Instead of offering predictions about what will happen in employee wellness in the coming year, here is what I hope to happen:
- When we advocate new strategies, we’ll cite peer-reviewed evidence to support our case.
- We’ll assess and listen carefully to what employees really want.
- Organizational leaders will recognize that employee wellbeing is everyone’s responsibility — not just the wellness coordinator’s.
- Wellness coordinators will recognize that employee wellbeing is everyone’s responsibility — not just theirs.
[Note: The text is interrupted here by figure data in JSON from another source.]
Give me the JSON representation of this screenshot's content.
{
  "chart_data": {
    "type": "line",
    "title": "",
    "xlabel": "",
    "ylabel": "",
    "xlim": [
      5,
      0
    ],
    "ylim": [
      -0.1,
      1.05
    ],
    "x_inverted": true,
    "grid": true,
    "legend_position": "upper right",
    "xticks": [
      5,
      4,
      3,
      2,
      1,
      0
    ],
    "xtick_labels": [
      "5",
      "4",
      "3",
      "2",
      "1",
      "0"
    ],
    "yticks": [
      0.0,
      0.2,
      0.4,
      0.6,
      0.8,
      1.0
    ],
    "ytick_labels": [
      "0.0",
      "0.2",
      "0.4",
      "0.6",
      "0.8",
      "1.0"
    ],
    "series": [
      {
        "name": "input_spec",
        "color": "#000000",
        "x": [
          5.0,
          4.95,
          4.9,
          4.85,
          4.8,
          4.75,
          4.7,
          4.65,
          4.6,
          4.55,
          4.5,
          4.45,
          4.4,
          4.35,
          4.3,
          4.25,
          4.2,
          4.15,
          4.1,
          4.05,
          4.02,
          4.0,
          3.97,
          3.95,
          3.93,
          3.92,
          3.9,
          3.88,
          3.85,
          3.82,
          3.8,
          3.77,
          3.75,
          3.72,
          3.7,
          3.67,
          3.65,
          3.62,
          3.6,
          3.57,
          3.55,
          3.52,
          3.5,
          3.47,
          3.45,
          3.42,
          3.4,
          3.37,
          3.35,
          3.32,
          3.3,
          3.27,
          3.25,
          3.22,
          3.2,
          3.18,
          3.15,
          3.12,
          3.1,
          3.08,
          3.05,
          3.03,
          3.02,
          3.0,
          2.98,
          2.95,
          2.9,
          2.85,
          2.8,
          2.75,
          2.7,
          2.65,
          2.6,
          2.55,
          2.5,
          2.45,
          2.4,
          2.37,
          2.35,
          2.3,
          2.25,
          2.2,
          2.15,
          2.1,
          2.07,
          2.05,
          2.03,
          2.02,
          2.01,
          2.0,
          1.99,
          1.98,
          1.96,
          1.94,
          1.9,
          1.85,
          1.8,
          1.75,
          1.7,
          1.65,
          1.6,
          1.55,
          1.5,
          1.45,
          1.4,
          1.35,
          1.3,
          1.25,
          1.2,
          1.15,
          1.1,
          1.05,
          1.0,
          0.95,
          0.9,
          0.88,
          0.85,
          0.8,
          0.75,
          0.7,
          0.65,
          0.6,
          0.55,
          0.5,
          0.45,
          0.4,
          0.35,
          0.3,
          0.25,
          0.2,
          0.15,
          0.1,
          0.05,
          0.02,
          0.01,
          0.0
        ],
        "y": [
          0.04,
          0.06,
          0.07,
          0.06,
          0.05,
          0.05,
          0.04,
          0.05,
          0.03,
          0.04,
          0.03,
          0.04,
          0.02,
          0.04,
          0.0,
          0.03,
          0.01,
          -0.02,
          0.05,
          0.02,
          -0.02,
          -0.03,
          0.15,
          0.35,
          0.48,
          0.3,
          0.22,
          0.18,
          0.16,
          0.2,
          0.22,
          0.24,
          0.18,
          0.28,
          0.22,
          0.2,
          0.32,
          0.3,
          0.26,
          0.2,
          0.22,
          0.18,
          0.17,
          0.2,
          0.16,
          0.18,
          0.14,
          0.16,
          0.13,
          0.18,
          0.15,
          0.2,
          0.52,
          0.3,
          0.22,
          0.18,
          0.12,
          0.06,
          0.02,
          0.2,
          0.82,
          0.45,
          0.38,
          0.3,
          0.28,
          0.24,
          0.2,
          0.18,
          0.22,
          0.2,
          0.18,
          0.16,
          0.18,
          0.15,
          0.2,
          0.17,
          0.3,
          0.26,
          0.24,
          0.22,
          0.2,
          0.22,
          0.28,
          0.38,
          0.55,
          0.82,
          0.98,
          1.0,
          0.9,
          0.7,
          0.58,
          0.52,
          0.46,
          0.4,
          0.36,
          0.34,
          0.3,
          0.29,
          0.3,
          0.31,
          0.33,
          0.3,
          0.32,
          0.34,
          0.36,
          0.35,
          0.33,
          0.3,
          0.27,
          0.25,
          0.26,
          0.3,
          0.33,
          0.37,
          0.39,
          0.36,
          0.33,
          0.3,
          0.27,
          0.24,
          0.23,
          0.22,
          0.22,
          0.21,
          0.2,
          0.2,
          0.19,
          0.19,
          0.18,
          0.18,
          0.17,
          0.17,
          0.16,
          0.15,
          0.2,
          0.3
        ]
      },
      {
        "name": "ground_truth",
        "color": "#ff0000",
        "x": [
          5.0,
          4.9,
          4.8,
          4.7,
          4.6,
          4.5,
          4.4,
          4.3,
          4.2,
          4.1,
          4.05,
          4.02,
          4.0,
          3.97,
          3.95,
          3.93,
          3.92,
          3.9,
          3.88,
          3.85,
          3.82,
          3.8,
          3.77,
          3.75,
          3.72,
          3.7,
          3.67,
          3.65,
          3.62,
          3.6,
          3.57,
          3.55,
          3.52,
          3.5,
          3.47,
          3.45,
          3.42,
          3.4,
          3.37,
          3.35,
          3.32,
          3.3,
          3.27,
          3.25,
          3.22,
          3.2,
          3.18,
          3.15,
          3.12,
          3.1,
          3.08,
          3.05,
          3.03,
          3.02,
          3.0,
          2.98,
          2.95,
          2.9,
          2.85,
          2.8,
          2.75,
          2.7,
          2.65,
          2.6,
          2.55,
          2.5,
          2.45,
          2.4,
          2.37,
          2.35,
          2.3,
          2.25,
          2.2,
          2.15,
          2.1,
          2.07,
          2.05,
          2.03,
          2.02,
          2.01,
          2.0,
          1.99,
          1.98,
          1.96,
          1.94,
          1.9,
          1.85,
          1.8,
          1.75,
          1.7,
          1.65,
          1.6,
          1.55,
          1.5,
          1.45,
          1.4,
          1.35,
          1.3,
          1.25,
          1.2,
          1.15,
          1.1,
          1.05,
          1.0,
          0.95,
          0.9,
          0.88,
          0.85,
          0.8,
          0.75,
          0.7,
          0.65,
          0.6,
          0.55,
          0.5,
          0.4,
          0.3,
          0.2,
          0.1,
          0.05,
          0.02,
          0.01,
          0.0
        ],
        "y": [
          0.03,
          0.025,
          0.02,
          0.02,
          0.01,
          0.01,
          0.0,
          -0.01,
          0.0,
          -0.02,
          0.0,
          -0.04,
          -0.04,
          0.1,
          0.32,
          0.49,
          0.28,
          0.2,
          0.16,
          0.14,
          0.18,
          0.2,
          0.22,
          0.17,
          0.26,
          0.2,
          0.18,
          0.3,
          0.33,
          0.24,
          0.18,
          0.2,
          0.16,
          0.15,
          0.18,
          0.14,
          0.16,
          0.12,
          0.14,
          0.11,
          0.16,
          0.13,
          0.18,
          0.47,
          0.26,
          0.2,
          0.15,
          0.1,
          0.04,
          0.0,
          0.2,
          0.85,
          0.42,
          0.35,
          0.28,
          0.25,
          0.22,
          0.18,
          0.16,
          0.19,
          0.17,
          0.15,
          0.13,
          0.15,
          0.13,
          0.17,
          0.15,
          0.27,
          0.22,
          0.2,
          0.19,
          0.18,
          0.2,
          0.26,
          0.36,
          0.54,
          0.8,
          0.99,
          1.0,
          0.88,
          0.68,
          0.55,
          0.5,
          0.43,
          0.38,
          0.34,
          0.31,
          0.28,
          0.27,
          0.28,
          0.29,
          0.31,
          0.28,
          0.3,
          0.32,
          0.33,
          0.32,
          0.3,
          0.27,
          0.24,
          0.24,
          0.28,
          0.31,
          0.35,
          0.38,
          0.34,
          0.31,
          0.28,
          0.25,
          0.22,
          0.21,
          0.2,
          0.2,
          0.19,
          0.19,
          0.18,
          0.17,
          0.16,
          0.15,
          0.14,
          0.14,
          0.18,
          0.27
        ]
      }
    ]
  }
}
- We’ll study models of job stress, including demand/control/social-support (job strain), effort-reward, organizational fairness, and job demands-resources (JD-R), and understand their relevance to overall employee wellbeing.
- We’ll open up to the possibility that behavior change isn’t the be-all-and-end-all of employee wellbeing.
- We’ll expect vendors to accept their fair share of financial risk for results, without just baking it into their pricing.
- We’ll identify a forum for wellness practitioners and industrial/organizational (I/O) psychologists to experience cross-learning about assessment and enhancement of work, wellbeing, and productivity.
- Our major wellness conferences will connect their attendees with nonprofit (or under-resourced) employers in their host cities to model wellbeing interventions for employees who otherwise might not have access.